For the game, Lehtonen stopped 40 of 41 shots.
Eriksson's goal, his first of the season, came as the Swedish-born winger redirected a blast from Sheldon Souray
from the left point at 19:33 of the final period. His deflection beat Smith high over his right shoulder.
"Eriksson's deflection is exactly what we want. Loui's five feet from the net and Michael Ryder
is almost sitting in the net," Gulutzan said.
Of course, that goal didn't set well with the visitors.
"It was just a shot that goes at the net and re-directs in the net," Coyotes coach Dave Tippett said. "It was probably a game we deserved a better fate, but if we play like that, we'll get our amount of wins. I thought our guys competed hard, we did a lot of little things very well tonight, and it's too bad we didn't get the two points."
Dallas drew things level almost 15 minutes after Vrabata made it 1-0 with a power-play goal at 5:55 of the third. His first goal of the season, scored off a tap-in, came just nine seconds after Dallas was whistled for having too many men on the ice for the second time in the game.
Phoenix's goal came on their sixth power play of the game. Prior to allowing that tally, Dallas had been a perfect 9-for-9 on the penalty kill at home this season. The Stars' PK was 4-of-4 in a 2-1 season-opening win against Chicago on Friday night.
The Coyotes finished 1-of-6 on the power play while Dallas was 0-for-7, an obvious area of concern for its coach.
"Our power play, which I'm in charge of, was atrocious and I think we have to revisit it," Gulutzan said. "We also have to revisit our work ethic on the power play because we don't win any battles. We've got to battle to win. We can't get outworked 5-on-4."

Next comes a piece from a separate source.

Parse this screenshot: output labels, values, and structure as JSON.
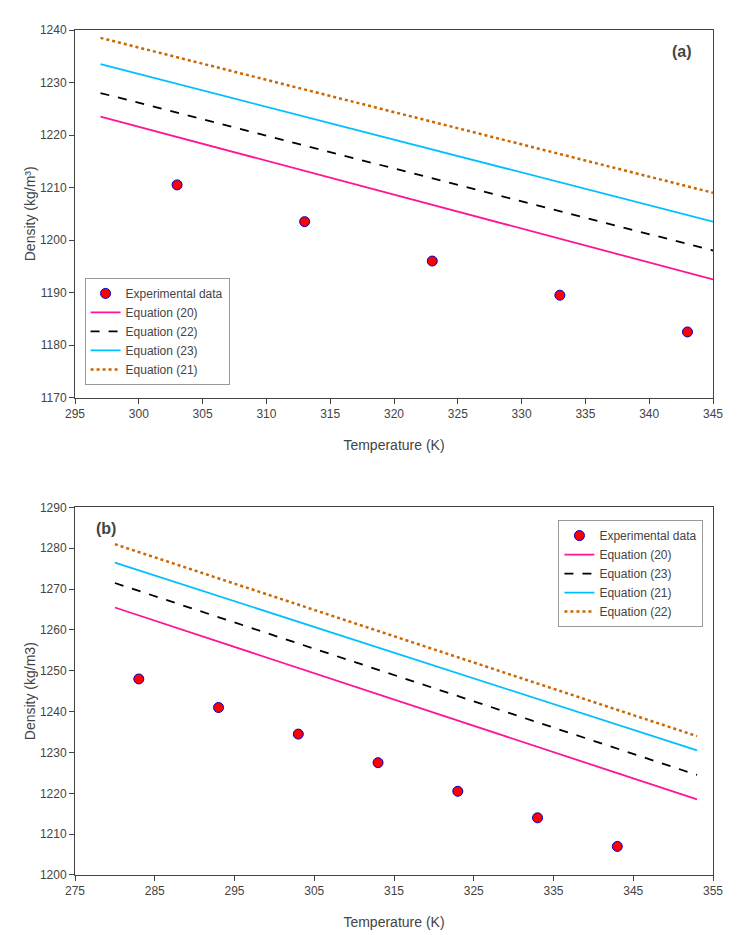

Through two periods, the game was scoreless. In the opening period, it was the visitors who had the bulk of the quality scoring chances. At 11:17, Lehtonen denied Phoenix's Raffi Torres
at close range and a shot by Shane Doan
at 13:37 struck the post.
Dallas and Phoenix combined for five power plays in the first 20 minutes, but neither side was able to convert a single chance into anything tangible.
Just over a minute before Vrbata's goal, Eriksson nearly put the home side ahead at 4:50 but instead saw his 13-foot wrister clang off the right post instead of finding the back of the net.
Just 25 seconds into overtime, the home team put themselves squarely behind the 8-ball when Dallas captain Brenden Morrow
was called for a high stick. However, the Stars' PK rose to the challenge to kill off Phoenix's eighth power play of the game.
"The three guys out there did a great job," Stars center Vernon Fiddler
said of the penalty-killing unit's work on the final Coyotes' power play. "We need those kinds of efforts to win games."
Both clubs have three days off until their next games. On Thursday, the Coyotes visit Nashville, the final stop in their three-city road trip to start the season. Dallas will host St. Louis in the second contest of a three-game homestand.